Rocket04
Rocket04

Reputation: 1631

What are some of the best tools/strategies to cache medium/large data sets in PHP?

I have your average PHP app (running on Windows server) with forms and data grids/lists and some of them require running pretty complex queries that I've optimized to the max, and I doubt there's a ton that can be done to make them run much faster. I also don't have the option of changing the database structure, given other processes that depend on the structure. So since caching hasn't really been used much in the app, that seems to be the next logical step.

I recently read up on generational caching and came up with a decent mechanism to automate caching of queries in my apps. My issue now is that I'm running into size limitations for both options that appeared to be logical choices. WinCache limits you to a total of 85MB, which isn't going to cut it, and memcached limits an item to 1MB, which doesn't seem like much if you have a query that returns a fairly large number of records and has a lot of fields. OK, to be exact, seems like memcached now allows you to set a larger size, but the mere fact that it's 1MB by default and used to only allow that makes me question what I'm trying to do.

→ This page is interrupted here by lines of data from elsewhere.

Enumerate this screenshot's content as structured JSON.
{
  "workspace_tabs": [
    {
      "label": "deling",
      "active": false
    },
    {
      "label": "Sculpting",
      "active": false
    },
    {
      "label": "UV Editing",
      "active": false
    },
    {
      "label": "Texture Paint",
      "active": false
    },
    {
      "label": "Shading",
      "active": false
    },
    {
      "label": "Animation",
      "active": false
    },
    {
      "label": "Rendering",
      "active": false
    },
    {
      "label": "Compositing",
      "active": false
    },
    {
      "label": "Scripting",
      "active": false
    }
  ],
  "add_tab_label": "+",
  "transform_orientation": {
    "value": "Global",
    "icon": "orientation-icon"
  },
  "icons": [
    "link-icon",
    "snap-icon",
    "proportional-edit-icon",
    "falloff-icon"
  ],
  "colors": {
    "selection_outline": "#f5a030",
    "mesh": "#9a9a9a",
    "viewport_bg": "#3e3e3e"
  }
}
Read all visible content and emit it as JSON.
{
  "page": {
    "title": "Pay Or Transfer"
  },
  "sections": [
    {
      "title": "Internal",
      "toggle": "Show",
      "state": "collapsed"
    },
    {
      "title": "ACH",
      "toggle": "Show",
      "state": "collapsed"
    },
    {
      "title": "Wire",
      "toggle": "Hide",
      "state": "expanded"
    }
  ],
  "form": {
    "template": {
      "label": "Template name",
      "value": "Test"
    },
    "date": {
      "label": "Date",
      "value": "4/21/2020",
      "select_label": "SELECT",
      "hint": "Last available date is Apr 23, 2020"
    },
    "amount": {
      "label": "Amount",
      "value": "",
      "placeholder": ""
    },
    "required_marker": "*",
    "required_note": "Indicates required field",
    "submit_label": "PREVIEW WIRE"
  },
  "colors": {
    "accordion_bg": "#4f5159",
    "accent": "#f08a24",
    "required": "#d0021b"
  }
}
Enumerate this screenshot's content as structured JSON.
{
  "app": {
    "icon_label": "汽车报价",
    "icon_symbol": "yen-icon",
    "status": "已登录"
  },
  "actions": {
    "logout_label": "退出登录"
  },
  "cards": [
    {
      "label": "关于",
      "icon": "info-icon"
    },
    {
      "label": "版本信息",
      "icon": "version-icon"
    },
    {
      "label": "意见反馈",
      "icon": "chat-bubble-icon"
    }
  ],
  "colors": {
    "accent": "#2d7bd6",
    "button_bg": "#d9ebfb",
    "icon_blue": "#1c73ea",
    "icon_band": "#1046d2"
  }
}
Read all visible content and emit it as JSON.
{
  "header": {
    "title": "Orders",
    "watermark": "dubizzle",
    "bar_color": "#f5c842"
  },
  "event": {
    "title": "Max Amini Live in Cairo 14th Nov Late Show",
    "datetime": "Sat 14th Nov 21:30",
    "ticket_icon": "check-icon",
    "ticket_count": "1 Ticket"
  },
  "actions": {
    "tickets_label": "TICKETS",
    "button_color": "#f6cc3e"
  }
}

The maximum number of records my grid allow to return at once is 1000 records, so that's the maximum number of records that could get stored in the cache (fields per record vary, of course). I know that a huge number of users would probably mean the cache would fill up very quickly, but the number of concurrent users is usually not huge and from what I read, if memcached runs out of memory it'll just get rid of the oldest cached items, so I don't see a big downside with storing larger data sets, unless the operation is very expensive, but from what I've read it doesn't seem to be the case.

So in summary, what I'm wondering is if it's a bad idea to store larger data sets in memcached (and granted, I know I don't want to store a query with a million records in there). And if it's a bad idea, what would be a good alternative for caching/improving performance when retrieving those data sets?

Upvotes: 10

Views: 3176

Answers (5)

Joe Watkins
Joe Watkins

Reputation: 17158

Unless you have a good reason to send that data over the wire to a cache, don't.

If at all possible, use a local, in process caching solution, such as APC(u) or YAC (YAC is extremely clever software, and may not be stable).

When APC(u), or wincache actually, copy arrays and scalars in and out of shared memory, they do so bitwise, byte by byte, they do not serialize or otherwise have to change the format of the data, this, coupled with the fact there is 0 network overhead make local caching solutions like APC(u) much faster than anything like memcached or redis.

APC(u) does not have any limitations on the size of segments or entries, you should be able to configure it to consume all the memory your operating system will allow you to map.

Of course, if you have a good reason to want to send over the wire, then this is pretty useless information ;)

Upvotes: 2

artuc
artuc

Reputation: 913

Without making big changes to your application you have some more choices to make:

  • You can cache the whole front-end. Just create a job that runs every 5 minutes (depends on the data change for your application) and create html files in html directory. And when a clients requests a url from your server serve the html file. This might be very handy.

  • Using nginx cache would be a good choice also.

  • There are some hardwares that you can add to your network which can cache really big amount of data without any trouble. Nginx is the software solution and netscaler is a hardware solution. It looks like citrix has great solutions about this.

Upvotes: 1

Abhinav
Abhinav

Reputation: 8168

There are a lot of Options you can go with:

1) If you are dealing with a lot of queries, then the use of MASTER/SLAVE DB ARCHITECTURE will be of high help.Select queries can be performed on the SLAVE DB which will reduce immense overload on MASTER DB.

2)Use of SPHINX will definitely help you in boosting your speed of data retreival. You can read about it in wikipedia article WIKI-Sphinx.

3) You can also use REDIS server which also supports Master/Slave replication. REDIS ARTICLE

It also depends on other factors, the way you normalize the table structures,indexing, performing joins.

NOTE:: Unnecessary use of JOINS are generally avoided. You can read about it in here IBM-Avoiding unnecessary outer joins

Hope this helps

Upvotes: 2

Ivan Yonkov
Ivan Yonkov

Reputation: 7034

It would be better if memcached is on different server than the database. So you will balance the load from 2 different places. Thus non-cached results will come from the database server directly, and the cached ones from the another.

The only advice I can give here is just do not get cache addicted. Because you ъan reach a point, where if your memcached server crashes for a while, all the load will got upon the database server and it will crash aswell.

Upvotes: 1

Sven
Sven

Reputation: 5265

Since your web-application runs alot of complex queries that returns a big data set, you should definitely look into caching the data.

If you have shell access to the system I suggest using a very praised and popular web application accelerator called Varnish that accelerates your pages by alot.